Pufnstuf or the AMC theater chain’s concessions promo, the one where placid teenagers hoisting 188ounce cups of Coke are transported to a world akin to Avatar.

Carrying over from the ’08 film, a newly beefed-up Josh Hutcherson returns as Sean, now 17 and more sullen than ever. He has survived his journey to the center of the earth, but now his uncle, the Fraser character, is out of the picture. Sean’s ex-Navy stepfather ( Johnson) hasn’t yet breached the boy’s defense mechanisms.

Then comes a cryptogram from Sean’s geographically distant grandfather (Michael Caine, decked out like a veteran
member of the Indiana Jones fan club) containing news that Verne’s mysterious island was no imaginative figment. Sean and stepfather Hank take off to the South Pacific to investigate and hook up with an islander (Luis Guzman) who has a helicopter, a teenage daughter with college aspirations (Vanessa Hudgens) and a penchant for the broadest, most infantile brand of mugging. Guzman’s usually a lot better than this, but then, so is everybody in Journey 2.

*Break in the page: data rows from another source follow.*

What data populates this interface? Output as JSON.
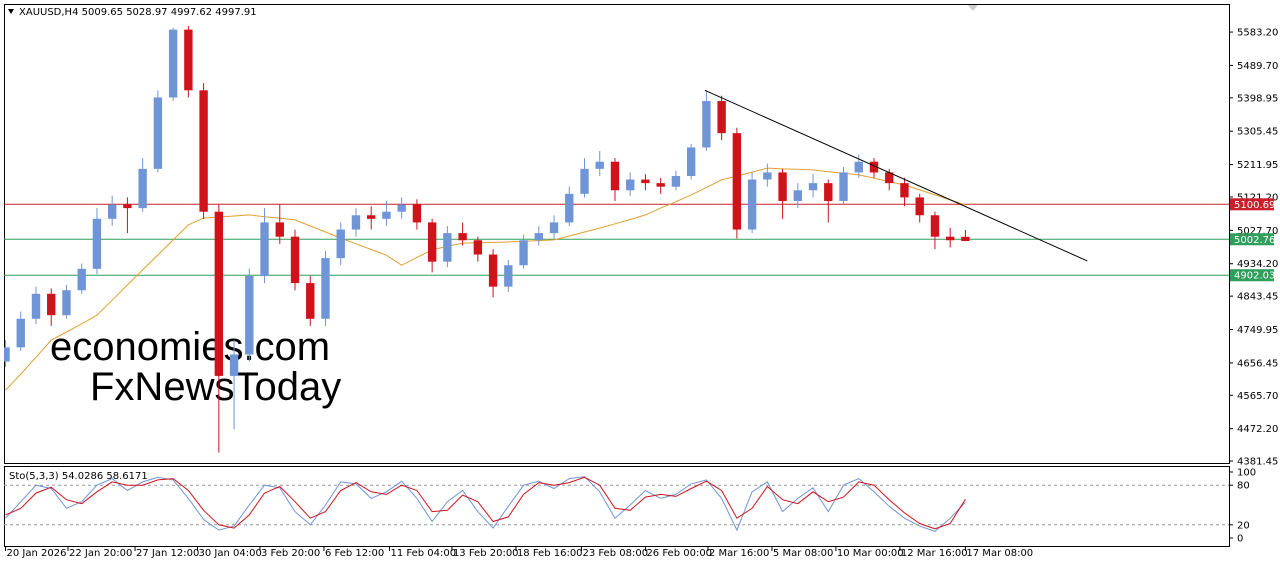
{
  "chart_data": {
    "type": "candlestick",
    "symbol": "XAUUSD,H4",
    "bull_color": "#6f95d6",
    "bear_color": "#d0121b",
    "candles": [
      [
        4660,
        4720,
        4645,
        4700
      ],
      [
        4700,
        4800,
        4690,
        4780
      ],
      [
        4780,
        4870,
        4765,
        4850
      ],
      [
        4850,
        4865,
        4760,
        4790
      ],
      [
        4790,
        4875,
        4780,
        4860
      ],
      [
        4860,
        4935,
        4850,
        4920
      ],
      [
        4920,
        5090,
        4905,
        5060
      ],
      [
        5060,
        5125,
        5040,
        5100
      ],
      [
        5100,
        5120,
        5020,
        5090
      ],
      [
        5090,
        5230,
        5080,
        5200
      ],
      [
        5200,
        5420,
        5190,
        5400
      ],
      [
        5400,
        5595,
        5390,
        5590
      ],
      [
        5590,
        5600,
        5400,
        5420
      ],
      [
        5420,
        5440,
        5060,
        5080
      ],
      [
        5080,
        5100,
        4405,
        4620
      ],
      [
        4620,
        4720,
        4470,
        4680
      ],
      [
        4680,
        4920,
        4660,
        4900
      ],
      [
        4900,
        5090,
        4880,
        5050
      ],
      [
        5050,
        5100,
        4990,
        5010
      ],
      [
        5010,
        5030,
        4860,
        4880
      ],
      [
        4880,
        4900,
        4760,
        4780
      ],
      [
        4780,
        4970,
        4760,
        4950
      ],
      [
        4950,
        5050,
        4930,
        5030
      ],
      [
        5030,
        5090,
        5010,
        5070
      ],
      [
        5070,
        5095,
        5030,
        5060
      ],
      [
        5060,
        5110,
        5040,
        5080
      ],
      [
        5080,
        5120,
        5060,
        5100
      ],
      [
        5100,
        5115,
        5030,
        5050
      ],
      [
        5050,
        5060,
        4910,
        4940
      ],
      [
        4940,
        5040,
        4925,
        5020
      ],
      [
        5020,
        5050,
        4985,
        5000
      ],
      [
        5000,
        5010,
        4940,
        4960
      ],
      [
        4960,
        4975,
        4840,
        4870
      ],
      [
        4870,
        4945,
        4855,
        4930
      ],
      [
        4930,
        5015,
        4920,
        5000
      ],
      [
        5000,
        5040,
        4985,
        5020
      ],
      [
        5020,
        5070,
        5005,
        5050
      ],
      [
        5050,
        5150,
        5040,
        5130
      ],
      [
        5130,
        5230,
        5120,
        5200
      ],
      [
        5200,
        5250,
        5180,
        5220
      ],
      [
        5220,
        5230,
        5110,
        5140
      ],
      [
        5140,
        5190,
        5125,
        5170
      ],
      [
        5170,
        5185,
        5140,
        5160
      ],
      [
        5160,
        5175,
        5130,
        5150
      ],
      [
        5150,
        5195,
        5140,
        5180
      ],
      [
        5180,
        5270,
        5170,
        5260
      ],
      [
        5260,
        5420,
        5250,
        5390
      ],
      [
        5390,
        5405,
        5280,
        5300
      ],
      [
        5300,
        5315,
        5005,
        5030
      ],
      [
        5030,
        5190,
        5020,
        5170
      ],
      [
        5170,
        5215,
        5150,
        5190
      ],
      [
        5190,
        5200,
        5060,
        5110
      ],
      [
        5110,
        5160,
        5090,
        5140
      ],
      [
        5140,
        5185,
        5120,
        5160
      ],
      [
        5160,
        5170,
        5050,
        5110
      ],
      [
        5110,
        5205,
        5100,
        5190
      ],
      [
        5190,
        5240,
        5175,
        5220
      ],
      [
        5220,
        5230,
        5175,
        5190
      ],
      [
        5190,
        5200,
        5140,
        5160
      ],
      [
        5160,
        5175,
        5095,
        5120
      ],
      [
        5120,
        5130,
        5050,
        5070
      ],
      [
        5070,
        5080,
        4975,
        5010
      ],
      [
        5010,
        5035,
        4980,
        5000
      ],
      [
        5009.65,
        5028.97,
        4997.62,
        4997.91
      ]
    ],
    "ma": {
      "color": "#e0a030",
      "values": [
        4580,
        4625,
        4672,
        4720,
        4743,
        4766,
        4790,
        4832,
        4875,
        4917,
        4959,
        5001,
        5043,
        5062,
        5065,
        5068,
        5071,
        5066,
        5062,
        5057,
        5040,
        5023,
        5006,
        4990,
        4974,
        4958,
        4930,
        4952,
        4973,
        4983,
        4992,
        4993,
        4994,
        4995,
        4997,
        4999,
        5001,
        5012,
        5023,
        5034,
        5046,
        5058,
        5071,
        5090,
        5108,
        5127,
        5148,
        5169,
        5180,
        5191,
        5202,
        5200,
        5199,
        5197,
        5192,
        5188,
        5183,
        5174,
        5164,
        5155,
        5141,
        5127,
        5113,
        5099
      ]
    },
    "levels": [
      {
        "value": 5100.69,
        "color": "#c8202a"
      },
      {
        "value": 5002.76,
        "color": "#2e9e5b"
      },
      {
        "value": 4902.03,
        "color": "#2e9e5b"
      }
    ],
    "trendline": {
      "color": "#000000",
      "points": [
        [
          45.9,
          5420
        ],
        [
          71,
          4942
        ]
      ]
    },
    "xlim": [
      -0.1,
      80.3
    ],
    "ylim": [
      4376,
      5659
    ],
    "yticks": [
      {
        "value": 5583.2,
        "label": "5583.20"
      },
      {
        "value": 5489.7,
        "label": "5489.70"
      },
      5398.95,
      5305.45,
      5211.95,
      {
        "value": 5121.2,
        "label": "5121.20"
      },
      {
        "value": 5027.7,
        "label": "5027.70"
      },
      {
        "value": 4934.2,
        "label": "4934.20"
      },
      4843.45,
      4749.95,
      4656.45,
      {
        "value": 4565.7,
        "label": "4565.70"
      },
      {
        "value": 4472.2,
        "label": "4472.20"
      },
      4381.45
    ],
    "xticks": [
      {
        "value": 0,
        "label": "20 Jan 2026"
      },
      {
        "value": 4.1,
        "label": "22 Jan 20:00"
      },
      {
        "value": 8.5,
        "label": "27 Jan 12:00"
      },
      {
        "value": 12.6,
        "label": "30 Jan 04:00"
      },
      {
        "value": 16.7,
        "label": "3 Feb 20:00"
      },
      {
        "value": 20.9,
        "label": "6 Feb 12:00"
      },
      {
        "value": 25.2,
        "label": "11 Feb 04:00"
      },
      {
        "value": 29.3,
        "label": "13 Feb 20:00"
      },
      {
        "value": 33.5,
        "label": "18 Feb 16:00"
      },
      {
        "value": 37.8,
        "label": "23 Feb 08:00"
      },
      {
        "value": 42,
        "label": "26 Feb 00:00"
      },
      {
        "value": 46.1,
        "label": "2 Mar 16:00"
      },
      {
        "value": 50.3,
        "label": "5 Mar 08:00"
      },
      {
        "value": 54.5,
        "label": "10 Mar 00:00"
      },
      {
        "value": 58.7,
        "label": "12 Mar 16:00"
      },
      {
        "value": 63,
        "label": "17 Mar 08:00"
      }
    ],
    "watermark": {
      "line1": "economies.com",
      "line2": "FxNewsToday"
    },
    "indicator": {
      "name": "Sto(5,3,3)",
      "ylim": [
        0,
        100
      ],
      "yticks": [
        100,
        80,
        20,
        0
      ],
      "levels": [
        80,
        20
      ],
      "series": [
        {
          "color": "#6f95d6",
          "values": [
            30,
            55,
            80,
            75,
            45,
            55,
            80,
            90,
            72,
            85,
            92,
            88,
            60,
            28,
            12,
            18,
            50,
            80,
            76,
            40,
            20,
            50,
            85,
            82,
            60,
            70,
            86,
            60,
            25,
            55,
            72,
            40,
            15,
            48,
            80,
            86,
            75,
            90,
            93,
            70,
            30,
            50,
            72,
            60,
            66,
            82,
            88,
            60,
            12,
            70,
            85,
            40,
            60,
            76,
            40,
            80,
            90,
            70,
            48,
            30,
            18,
            10,
            30,
            54.0286
          ]
        },
        {
          "color": "#d0121b",
          "values": [
            35,
            45,
            68,
            77,
            58,
            52,
            70,
            85,
            80,
            80,
            88,
            90,
            72,
            42,
            20,
            15,
            35,
            68,
            78,
            55,
            30,
            40,
            72,
            84,
            70,
            66,
            80,
            72,
            40,
            42,
            65,
            55,
            25,
            32,
            66,
            84,
            80,
            84,
            92,
            80,
            45,
            42,
            62,
            66,
            63,
            75,
            86,
            72,
            30,
            45,
            78,
            58,
            52,
            70,
            55,
            62,
            85,
            80,
            58,
            38,
            22,
            14,
            22,
            58.6171
          ]
        }
      ]
    }
  }
}
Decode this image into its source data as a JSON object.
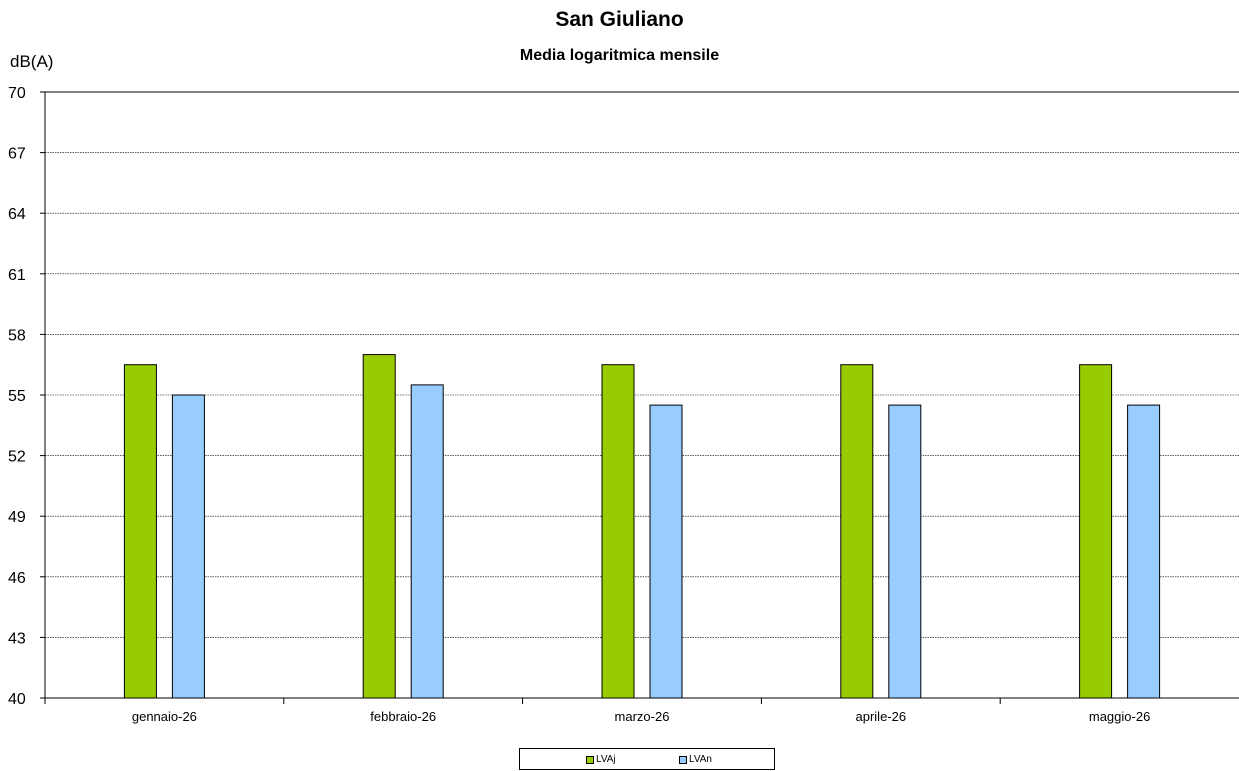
{
  "chart_data": {
    "type": "bar",
    "title": "San Giuliano",
    "subtitle": "Media logaritmica mensile",
    "ylabel": "dB(A)",
    "xlabel": "",
    "ylim": [
      40,
      70
    ],
    "yticks": [
      40,
      43,
      46,
      49,
      52,
      55,
      58,
      61,
      64,
      67,
      70
    ],
    "grid": true,
    "legend_position": "bottom",
    "categories": [
      "gennaio-26",
      "febbraio-26",
      "marzo-26",
      "aprile-26",
      "maggio-26"
    ],
    "series": [
      {
        "name": "LVAj",
        "color": "#99cc00",
        "values": [
          56.5,
          57.0,
          56.5,
          56.5,
          56.5
        ]
      },
      {
        "name": "LVAn",
        "color": "#99ccff",
        "values": [
          55.0,
          55.5,
          54.5,
          54.5,
          54.5
        ]
      }
    ]
  }
}
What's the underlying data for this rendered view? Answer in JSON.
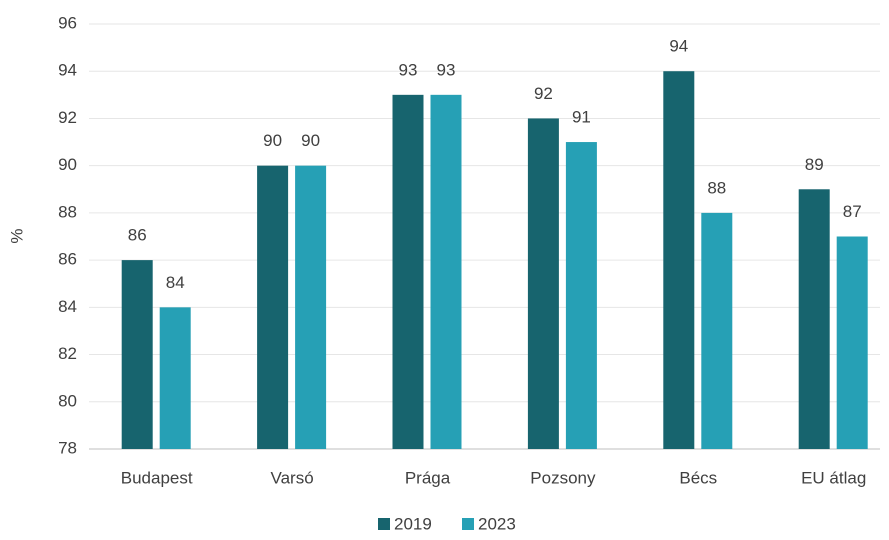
{
  "chart_data": {
    "type": "bar",
    "y_label": "%",
    "categories": [
      "Budapest",
      "Varsó",
      "Prága",
      "Pozsony",
      "Bécs",
      "EU átlag"
    ],
    "series": [
      {
        "name": "2019",
        "color": "#17646e",
        "values": [
          86,
          90,
          93,
          92,
          94,
          89
        ]
      },
      {
        "name": "2023",
        "color": "#26a0b5",
        "values": [
          84,
          90,
          93,
          91,
          88,
          87
        ]
      }
    ],
    "ylim": [
      78,
      96
    ],
    "yticks": [
      78,
      80,
      82,
      84,
      86,
      88,
      90,
      92,
      94,
      96
    ],
    "grid": true,
    "legend": "bottom"
  }
}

The mysterious island’s attractions include miniature elephants and giant ants, but the movie is weirdly uninterested in its own critter potential beyond the giant flying bees. These can be ridden like big, fuzzy, flying horses, but the magic isn’t there. The bees won’t give stop-motion effects master Ray Harryhausen, who created the giant crab and other beasties for the 1961 Mysterious Island, anything to worry about.